Die Behauptung, der Alptraum des Westens werde wahr und eine neue strategische Allianz zwischen Russland und China entstehe vor unseren Augen, sei ein Missverständnis, schreibt der Politologe Marek A. Cichocki am Montag für das Blatt Rzeczpospolita. Die Angst vor einem solchen Szenario habe im Westen immer eine wichtige Rolle gespielt. Darauf habe man immer Argumente basiert, dass mit Russland in besonderer Weise umgegangen werden müsse und die Beziehungen nicht abgebrochen werden dürften.

Die Ankündigung einer gemeinsamen russisch-chinesischen Erklärung zur Zusammenarbeit, die anlässlich der Eröffnung der Olympischen Winterspiele in Peking von Xi Jinping und Wladimir Putin unterzeichnet worden sei, habe, nach Ansicht des Autors, bei einigen westlichen Experten und Kommentatoren einen alarmistischen Ton ausgelöst. Genau eine solche Panikreaktion, überzeugt Cichocki, sollen sowohl China als auch Russland erreichen wollen. Der Inhalt des Dokuments aber zeige deutlich, so der Autor, dass die Erklärung in Peking verfasst wurde und Teil der chinesischen Rivalität gegen Amerika sei. Zum Beispiel soll darin Taiwan erwähnt werden. Auch Amerika als Hauptfeind sei klar definiert.

Was die Interessen Russlands anbelange, so werde darin die Ukraine nicht einmal erwähnt. Putins Treffen mit Xi sage auch viel über die tatsächlichen Proportionen des Bündnisses aus, heißt es weiter. Putin könnte niemals das Gefühl haben, mit Xi auf Augenhöhe zu sprechen. Chinas Anführer hingegen mache keinen Hehl daraus, dass er auf den russischen Präsidenten herabschaue. In den Beziehungen zu China werde Russland somit überraschend klein, so Cichocki.

Die Asymmetrie der Potenziale sei viel deutlicher. Russland könne seine Schwächen nur in den Beziehungen zu Europa maskieren, wo es schreie, drohe und beleidigt spiele. Erst in den Beziehungen zu Peking werde Moskau ins wahre Licht gerückt. Den Machthabern im Kreml komme dies überhaupt nicht zugute. Daher sei es ein Fehlschluss, von einer strategischen Allianz zwischen Russland und China zu sprechen, stellt Cichocki abschließend fest. Es handle sich vielmehr um einen taktischen Austausch von Dienstleistungen, lautet sein Fazit in der Rzeczpospolita am Montag.


DoRzeczy: England fern, Russland nah 

Die Allianz zwischen London, Warschau und Kiew sei eines der heißesten Themen der letzten Wochen gewesen, schreibt indes das Nachrichtenportal des Wochenblatts DoRzeczy.

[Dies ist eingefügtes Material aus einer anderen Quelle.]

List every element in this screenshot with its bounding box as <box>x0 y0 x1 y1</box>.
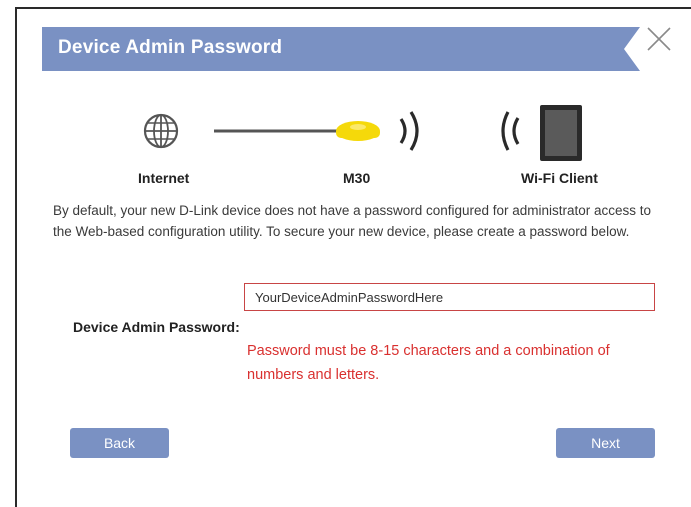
description-text: By default, your new D-Link device does … <box>53 203 652 239</box>
admin-password-input[interactable] <box>244 283 655 311</box>
admin-password-label: Device Admin Password: <box>73 319 240 335</box>
globe-icon <box>143 113 179 149</box>
device-label: M30 <box>343 170 371 186</box>
network-diagram <box>143 105 582 161</box>
tablet-icon <box>540 105 582 161</box>
password-error-message: Password must be 8-15 characters and a c… <box>247 343 610 383</box>
wifi-client-signal-icon <box>501 111 520 151</box>
wifi-signal-icon <box>399 111 419 151</box>
back-button[interactable]: Back <box>70 428 169 458</box>
m30-router-icon <box>336 121 380 141</box>
wifi-client-label: Wi-Fi Client <box>521 170 598 186</box>
internet-label: Internet <box>138 170 190 186</box>
next-button[interactable]: Next <box>556 428 655 458</box>
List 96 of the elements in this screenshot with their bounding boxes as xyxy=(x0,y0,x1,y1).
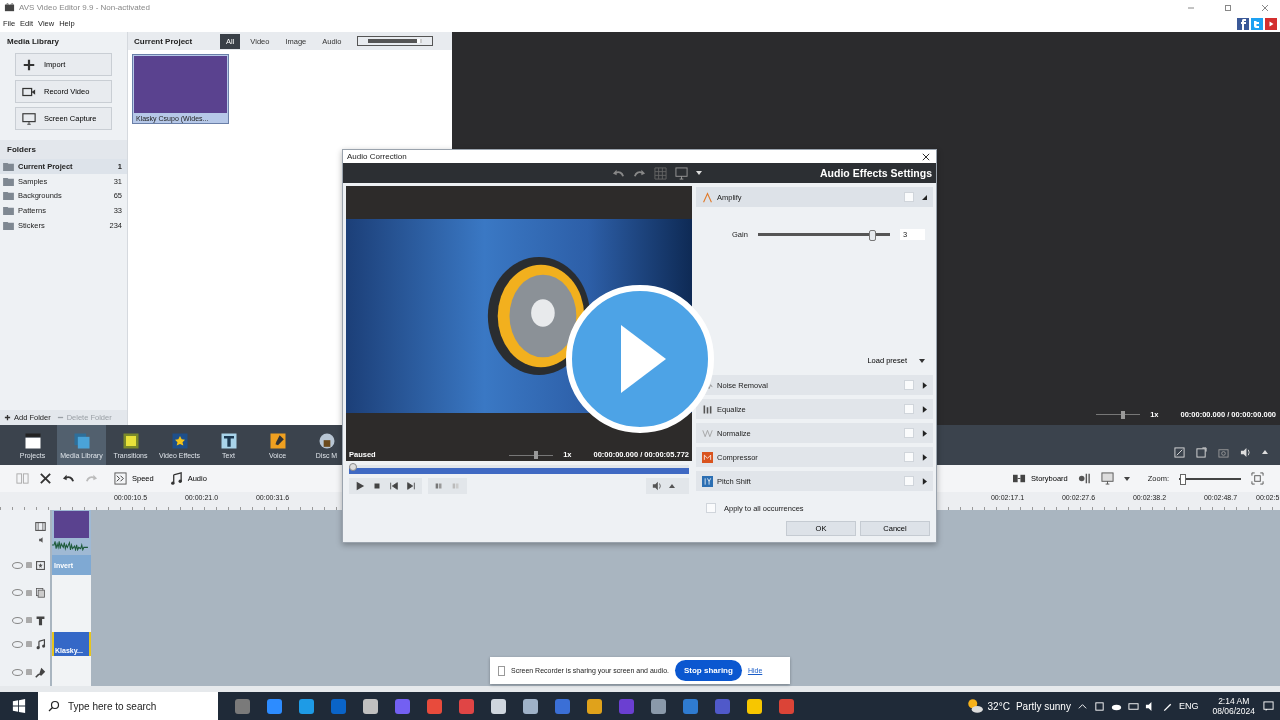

Der Besuch der Ministerpräsidenten Mateusz Morawiecki und Boris Johnson in der Ukraine habe die öffentliche Meinung elektrisiert. Man frage sich nach wie vor, ob Polen Teil eines trilateralen Verteidigungsbündnisses werde, das Russland eindämmen solle. Eine antirussische Koalition zwischen Polen und Großbritannien wäre aber ein Bündnis mit ungleich verteilten Risiken.

Viele Kommentatoren hätten diese Vision trotzdem mit Begeisterung aufgenommen. Eine westliche Macht habe Polen ein enges Bündnis angeboten! Polen sei zurück in der ersten Liga! Gemeinsam werde man diesen bösen Putin bekämpfen! Die Grundsätze des politischen Realismus und Polens tragische Erfahrung aus der Vergangenheit, verlangen aber dem Online-Blatt nach, dass man diese Euphorie bremse. Es seien vor allem Polen, die besonders vorsichtig sein sollten, wenn Großbritannien ihnen ein Bündnis anbiete, lautet zum Abschluss die Warnung in DoRzeczy.